D’autres ont eu du succès dans de prestigieuses émissions musicales telles que « The Voice » que ce soit dans sa version libanaise ou française.

Notre institution a ceci de particulier que l’école de arts de la scène et le théâtre professionnel quelle abrite sont intimement liés. Aujourd’hui, notre studio d’enregistrement vient, comme un trait d’union parfaire cet outil. C’est face à ce constat, que tous les outils nécessaires à la production et au développement d’artistes sont là, que nous nous sommes dotés d’une nouvelle entité nommée Le Petit Prince Productions. Cette société, filiale du Studio des Arts Vivants s’est donnée pour mission de produire et de soutenir les artistes émergents en lesquels nous croyons. Nous sommes sur le point de terminer la production d’un spectacle musical d’envergure et j’espère avoir l’occasion de vous en parler davantage prochainement.
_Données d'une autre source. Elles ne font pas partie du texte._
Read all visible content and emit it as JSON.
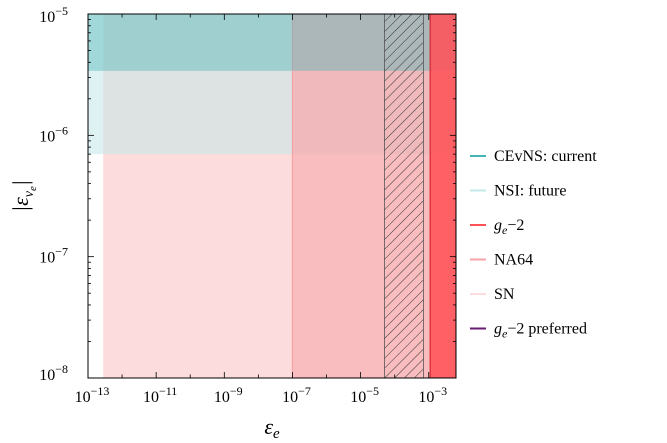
{
  "chart_data": {
    "type": "area",
    "title": "",
    "xlabel": "ε_e",
    "ylabel": "|ε_νe|",
    "x_scale": "log",
    "y_scale": "log",
    "xlim": [
      1e-13,
      0.0063
    ],
    "ylim": [
      1e-08,
      1e-05
    ],
    "x_ticks": [
      {
        "value": 1e-13,
        "base": "10",
        "exp": "−13"
      },
      {
        "value": 1e-11,
        "base": "10",
        "exp": "−11"
      },
      {
        "value": 1e-09,
        "base": "10",
        "exp": "−9"
      },
      {
        "value": 1e-07,
        "base": "10",
        "exp": "−7"
      },
      {
        "value": 1e-05,
        "base": "10",
        "exp": "−5"
      },
      {
        "value": 0.001,
        "base": "10",
        "exp": "−3"
      }
    ],
    "y_ticks": [
      {
        "value": 1e-08,
        "base": "10",
        "exp": "−8"
      },
      {
        "value": 1e-07,
        "base": "10",
        "exp": "−7"
      },
      {
        "value": 1e-06,
        "base": "10",
        "exp": "−6"
      },
      {
        "value": 1e-05,
        "base": "10",
        "exp": "−5"
      }
    ],
    "grid": false,
    "legend_position": "right",
    "series": [
      {
        "key": "sn",
        "name": "SN",
        "color": "#fcdcdc",
        "region": {
          "x": [
            2.8e-13,
            1e-07
          ],
          "y": [
            1e-08,
            1e-05
          ]
        }
      },
      {
        "key": "nsi",
        "name": "NSI: future",
        "color": "#c3e8ea",
        "region": {
          "x": [
            1e-13,
            0.0063
          ],
          "y": [
            7e-07,
            1e-05
          ]
        }
      },
      {
        "key": "na64",
        "name": "NA64",
        "color": "#f6a3a8",
        "region": {
          "x": [
            1e-07,
            0.0063
          ],
          "y": [
            1e-08,
            1e-05
          ]
        }
      },
      {
        "key": "cevns",
        "name": "CEvNS: current",
        "color": "#45b5b5",
        "region": {
          "x": [
            1e-13,
            0.0063
          ],
          "y": [
            3.4e-06,
            1e-05
          ]
        }
      },
      {
        "key": "gm2",
        "name": "g_e−2",
        "color": "#ff5055",
        "region": {
          "x": [
            0.0011,
            0.0063
          ],
          "y": [
            1e-08,
            1e-05
          ]
        }
      },
      {
        "key": "gm2pref",
        "name": "g_e−2 preferred",
        "color": "#6a1a73",
        "region": {
          "x": [
            5e-05,
            0.0007
          ],
          "y": [
            1e-08,
            1e-05
          ]
        }
      }
    ],
    "legend": [
      {
        "key": "cevns",
        "base": "CEvNS: current",
        "sub": "",
        "rest": ""
      },
      {
        "key": "nsi",
        "base": "NSI: future",
        "sub": "",
        "rest": ""
      },
      {
        "key": "gm2",
        "base": "g",
        "sub": "e",
        "rest": "−2"
      },
      {
        "key": "na64",
        "base": "NA64",
        "sub": "",
        "rest": ""
      },
      {
        "key": "sn",
        "base": "SN",
        "sub": "",
        "rest": ""
      },
      {
        "key": "gm2pref",
        "base": "g",
        "sub": "e",
        "rest": "−2 preferred"
      }
    ]
  }
}
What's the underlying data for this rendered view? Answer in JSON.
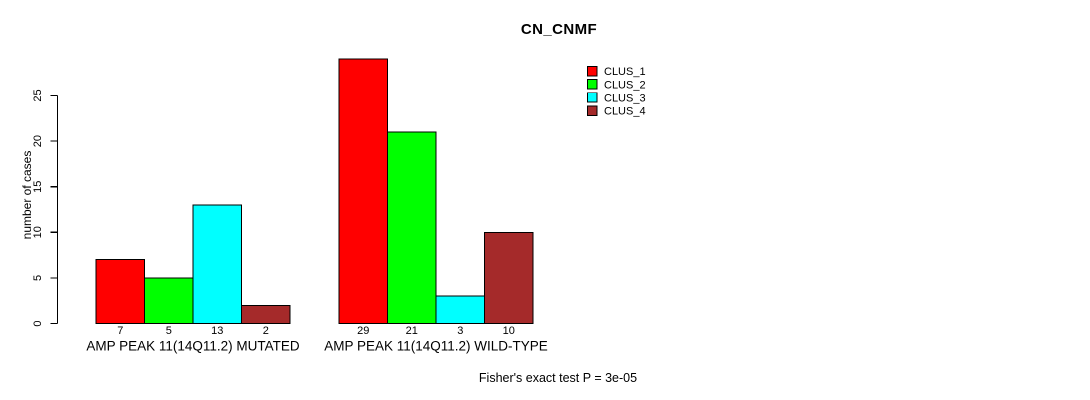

Nous renforçons  aussi en ce moment même différents liens avec le tissus artistique local afin de voir comment soutenir intelligemment, grâce à nos infrastructures et à notre savoir-faire, l’émergence de nouveaux artistes. Nous espérons nous positionner dans le domaine du spectacle musical avec cette première production, mais aussi dans le domaine de la musique et celui du théâtre.